With the Rosh Hashana (Jewish New Year) holiday coming up in just a few days, Israelis will be attending synagogue services, visiting family, and generally taking it easy during a rare three day break from work - the 2-day festival will this year be followed immediately by Shabbat (Sabbath).
Prime Minister Binyamin Netanyahu has insisted the the country would take steps to ensure that the holiday is a calm one, despite the growing prospect of western military intervention is Syria.
With the decision by U.S. President Barack H. Obama to ask Congress to approve military action against Syria, the prospect of immediate American action seems to be postponed until at least next week. Last week, Israel had ordered a call-up of reserve troops in anticipation of a possible Syrian strike at Israel, promised by Bashar al-Assad's government if Syria was attacked by the U.S. But the IDF released many of those soldiers over the weekend, because of the somewhat reduced threat.

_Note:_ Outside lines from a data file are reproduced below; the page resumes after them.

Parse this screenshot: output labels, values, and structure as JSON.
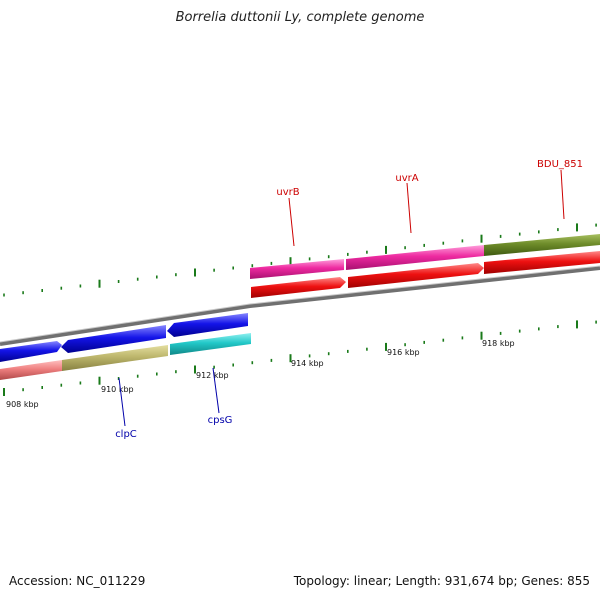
{
  "title": "Borrelia duttonii Ly, complete genome",
  "accession": "Accession: NC_011229",
  "topology": "Topology: linear; Length: 931,674 bp; Genes: 855",
  "ticks": [
    {
      "label": "908 kbp"
    },
    {
      "label": "910 kbp"
    },
    {
      "label": "912 kbp"
    },
    {
      "label": "914 kbp"
    },
    {
      "label": "916 kbp"
    },
    {
      "label": "918 kbp"
    }
  ],
  "gene_labels": [
    {
      "name": "uvrB",
      "color": "#cc0000"
    },
    {
      "name": "uvrA",
      "color": "#cc0000"
    },
    {
      "name": "BDU_851",
      "color": "#cc0000"
    },
    {
      "name": "clpC",
      "color": "#0000aa"
    },
    {
      "name": "cpsG",
      "color": "#0000aa"
    }
  ],
  "colors": {
    "backbone": "#8a8a8a",
    "tick": "#1a7a1a",
    "forward_gene": "#ee1111",
    "reverse_gene": "#1414e8",
    "uvr_category": "#ee2aa0",
    "bdu_category": "#6e8c2a",
    "clpc_category": "#bdb66c",
    "cpsg_category": "#22c8c8",
    "left_category": "#ef8080"
  }
}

But the IDF remains on high alert, and Israel is not taking any chances, said Prime Minister Binyamin Netanyahu. Speaking at a ceremony in northern Israel inaugurating a new major intersection, Netanyahu said that Israel had “major challenges in light of the events in our region, both close and farther away. As they shoot at each other, we continue to build,” the Prime Minister said, praising the Transportation Ministry for its efforts in building a cloverleaf intersection at the Golani Junction, long a major choke on traffic for drivers headed to the Galilee.
Unlike Israel's neighbors, Netanyahu said, “Israel is an island of calmness. We trust the IDF and our own ability to defend ourselves. I will not allow anyone to hurt our country and violate that calmness. I ask you to enjoy yourselves over the holiday.
“If anyone thinks they are going to ruin the peace and quiet of Rosh Hashana in Israel, they had better realize what response awaits them,” Netanyahu added.